Fisher’s achievements are not entirely unambiguous. He pushed through the desperately needed revision of the Church of England’s Canons, which were substantially still those of 1604, but the revision took 11 years to complete its progress through the Church Assembly (the predecessor of the General Synod) and many became weary of it. In ecumenism, his Cambridge sermon of 1946, in which he invited the so-called ‘Free Churches’ to take episcopacy into their systems and to try it out on their own ground, created a paradigm shift in ecumenical method that has been widely followed in Anglicanism to the present day, though none of those churches, not even the Methodist Church, has yet implemented Fisher’s proposal. And in retirement Fisher loudly opposed the Anglican-Methodist unity scheme of 1969–72, much to the chagrin of his successor Michael Ramsey who, ironically, was a late convert to the scheme’s proposed method. Fisher was won over to the vision of a World Council of Churches, that Temple and Bell had done so much to help realize, and when the WCC was inaugurated at the Amsterdam Assembly of 1948, Fisher was in the chair. In 1960 Fisher made the first visit – strictly unofficial, private and low key, as it was – of an Archbishop of Canterbury to a pope since the Reformation and when John XXIII spoke of his hope for the ‘return’ of separated brethren, Fisher smartly interjected, ‘Your Holiness, not return’. Fisher was a man of ready initiative and always had his wits about him. He supervised the rebuilding of bombed-out churches and, working through the Church Commissioners (formed in 1948), he did more than any other modern Archbishop of Canterbury to improve the standard of living of the clergy. Structural renovation in various theatres was what he excelled at. ‘Theatre’ is not an inappropriate word: Fisher showed his sense of it when he crowned Queen Elizabeth II, with glorious pageantry, in 1953.

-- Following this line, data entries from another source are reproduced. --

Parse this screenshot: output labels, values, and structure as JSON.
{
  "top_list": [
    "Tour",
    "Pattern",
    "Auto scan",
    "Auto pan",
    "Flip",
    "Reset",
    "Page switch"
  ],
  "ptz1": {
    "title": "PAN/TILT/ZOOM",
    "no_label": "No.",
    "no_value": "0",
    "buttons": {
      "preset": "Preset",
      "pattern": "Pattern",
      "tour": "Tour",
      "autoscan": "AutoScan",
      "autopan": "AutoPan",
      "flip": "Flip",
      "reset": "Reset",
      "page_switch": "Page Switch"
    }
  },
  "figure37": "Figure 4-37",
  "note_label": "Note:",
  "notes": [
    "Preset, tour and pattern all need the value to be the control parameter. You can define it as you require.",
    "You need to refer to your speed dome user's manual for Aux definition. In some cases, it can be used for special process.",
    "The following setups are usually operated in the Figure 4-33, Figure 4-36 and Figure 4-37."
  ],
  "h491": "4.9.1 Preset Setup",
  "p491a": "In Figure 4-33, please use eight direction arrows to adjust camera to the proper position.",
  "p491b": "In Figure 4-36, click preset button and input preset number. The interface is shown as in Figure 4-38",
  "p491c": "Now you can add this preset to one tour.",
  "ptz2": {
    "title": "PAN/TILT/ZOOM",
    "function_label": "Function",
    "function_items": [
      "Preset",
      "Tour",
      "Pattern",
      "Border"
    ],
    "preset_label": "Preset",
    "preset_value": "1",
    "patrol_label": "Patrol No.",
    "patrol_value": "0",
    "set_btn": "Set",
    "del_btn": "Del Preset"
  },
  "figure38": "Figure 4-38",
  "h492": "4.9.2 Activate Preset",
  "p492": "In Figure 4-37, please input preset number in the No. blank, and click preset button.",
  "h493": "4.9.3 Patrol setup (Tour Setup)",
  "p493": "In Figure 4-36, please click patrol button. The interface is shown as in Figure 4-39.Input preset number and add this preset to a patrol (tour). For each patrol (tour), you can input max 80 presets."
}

Fisher did not resist the dissolution of the British Empire and gave patient, detailed attention to setting the newly independent churches of the Anglican Communion on a sound constitutional footing. He presided at the Lambeth Conferences in 1948 and 1958. He followed Archbishop Temple’s cautious approach to the Church of South India proposals. But, as Chandler and Hein point out, while Fisher did much to renovate the structures and processes of the Church of England, he left the Church woefully unprepared to meet the challenges, including the subversive cultural tone, of 1960s’ England. In matters of social ethics he was more than conservative; he was basically intransigent. Over divorce, artificial insemination by donor, marriage to a deceased wife’s sister, Premium Bonds and capital punishment, he was not only out of step with the mood of the times – which for a bishop might be the right thing to be – but also with the evolving Christian conscience of his Church. His advice to Princess Margaret, the Queen’s sister, who wished to marry the divorced Group Captain Peter Townsend, had rather tragic consequences. But Fisher resolutely opposed apartheid and supported, with a degree of prudence, South African bishops who were being pressurized. In his later years, both before and after retirement, Fisher could not keep quiet: he held forth unstoppably and expected to be heeded. To the end he was a man intent upon God’s business as he saw it. His final utterance deserves a place among ‘famous last words’: to his wife Rosamond as she approached his bedside, ‘Don’t bother me now, dear. I’m busy dying.’